Part of Session 193: Transcultural networks and neighborhoods (Other abstracts in this session)

Changing faces, changing spaces: a multiethnic neighborhood in a global city in South America

Authors: Moura, Selma de Assis
Submitted by: Moura, Selma de Assis (Universidade Estadual de Campinas, Brazil)

This paper aims at reflecting how diverse languages and linguistic practices are negotiated among young immigrant students in the popular neighborhood of Bom Retiro in São Paulo, Brazil. The research involves an ethnography of local and translocal connections in an urban neighborhood that have long been destination for migration.   

The particular linguistic landscape of this neighborhood reveals traces of the history and the presence over time of different linguistic and cultural groups that relocated to Brazil. These groups include Italians, Jews, and more recently, Koreans and Bolivians, who  brought to the neighborhood different languages and literacy practices. The Bolivian newcomers are a particularly heterogeneous group, as their languages repertoires include Spanish, Quechua and Aymara.

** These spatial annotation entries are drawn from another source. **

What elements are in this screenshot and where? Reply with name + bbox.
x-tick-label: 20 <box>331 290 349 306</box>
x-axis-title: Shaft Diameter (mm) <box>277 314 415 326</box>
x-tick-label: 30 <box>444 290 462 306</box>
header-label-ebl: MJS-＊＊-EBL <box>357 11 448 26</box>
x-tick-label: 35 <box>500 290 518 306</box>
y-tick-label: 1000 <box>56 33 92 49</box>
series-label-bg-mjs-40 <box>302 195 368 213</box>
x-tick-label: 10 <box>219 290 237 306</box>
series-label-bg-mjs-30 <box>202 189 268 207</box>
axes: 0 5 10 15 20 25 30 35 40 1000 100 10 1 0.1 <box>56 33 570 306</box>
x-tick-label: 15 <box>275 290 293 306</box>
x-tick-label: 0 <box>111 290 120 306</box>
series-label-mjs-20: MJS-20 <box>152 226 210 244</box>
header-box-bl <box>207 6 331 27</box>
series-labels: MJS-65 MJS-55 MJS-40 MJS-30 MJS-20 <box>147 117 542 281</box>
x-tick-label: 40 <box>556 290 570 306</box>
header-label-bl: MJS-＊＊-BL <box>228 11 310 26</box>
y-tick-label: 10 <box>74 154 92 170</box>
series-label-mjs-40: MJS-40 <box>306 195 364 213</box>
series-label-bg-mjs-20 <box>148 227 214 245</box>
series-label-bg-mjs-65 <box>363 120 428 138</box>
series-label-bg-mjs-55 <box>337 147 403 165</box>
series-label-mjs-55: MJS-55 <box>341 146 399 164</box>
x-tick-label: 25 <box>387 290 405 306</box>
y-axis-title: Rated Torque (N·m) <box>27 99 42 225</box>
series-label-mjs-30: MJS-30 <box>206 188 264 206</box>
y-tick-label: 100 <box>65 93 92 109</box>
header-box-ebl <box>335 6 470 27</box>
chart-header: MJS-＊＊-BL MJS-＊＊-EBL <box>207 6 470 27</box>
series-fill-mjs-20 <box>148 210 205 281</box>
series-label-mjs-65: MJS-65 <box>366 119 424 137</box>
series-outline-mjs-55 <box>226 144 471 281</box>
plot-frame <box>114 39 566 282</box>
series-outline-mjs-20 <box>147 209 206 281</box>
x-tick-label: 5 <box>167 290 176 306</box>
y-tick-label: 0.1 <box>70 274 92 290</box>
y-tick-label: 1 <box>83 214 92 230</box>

In this neighborhood the main economic activity for the past hundred years has involved mostly the garment industry, changing from large fabric factories to small sewing facilities with interconnected stores. Currently the Koreans dominate the garment business, and provide employment for the bolivian newcomers. As the first groups of settlers moved out of this neighborhood into more affluent neighborhoods, the new groups took ownership of different spaces, and made these spaces into their places, reassembling them in culturally and linguistically specific ways, imbuing them with new meanings. We investigate how, being part of this complex context, young immigrant multilingual students build, negotiate and promote their identities and participate in the local and global relationships.

References: 

Backhaus, P. (2007) Linguistic landscapes: a comparative study of urban multilingualism in Tokyo. Clevendon, Avon: Multilingual Matters.

Blommaert J, J. Collins & S. Slembrouck (2005). Spaces of multilingualism. Language & Communication 25: 197-216.

Scollon, R. & Scollon, S. (2003) Discourses in place: language in the material world. London: Routledge.

Shohami, E. & D. Gorter. (eds.) 2009. Linguistic landscapes: expanding the scenery. London: Routledge.

Stroud, C. & Mpendukhana, S. (in press). Material ethnography of multiculturalism: linguistic landscapes in the township of Kayelitsha. In S. Gardner and M. Martin Jones (eds.) Multilingualism, discourse and ethnography. New York: Routledge.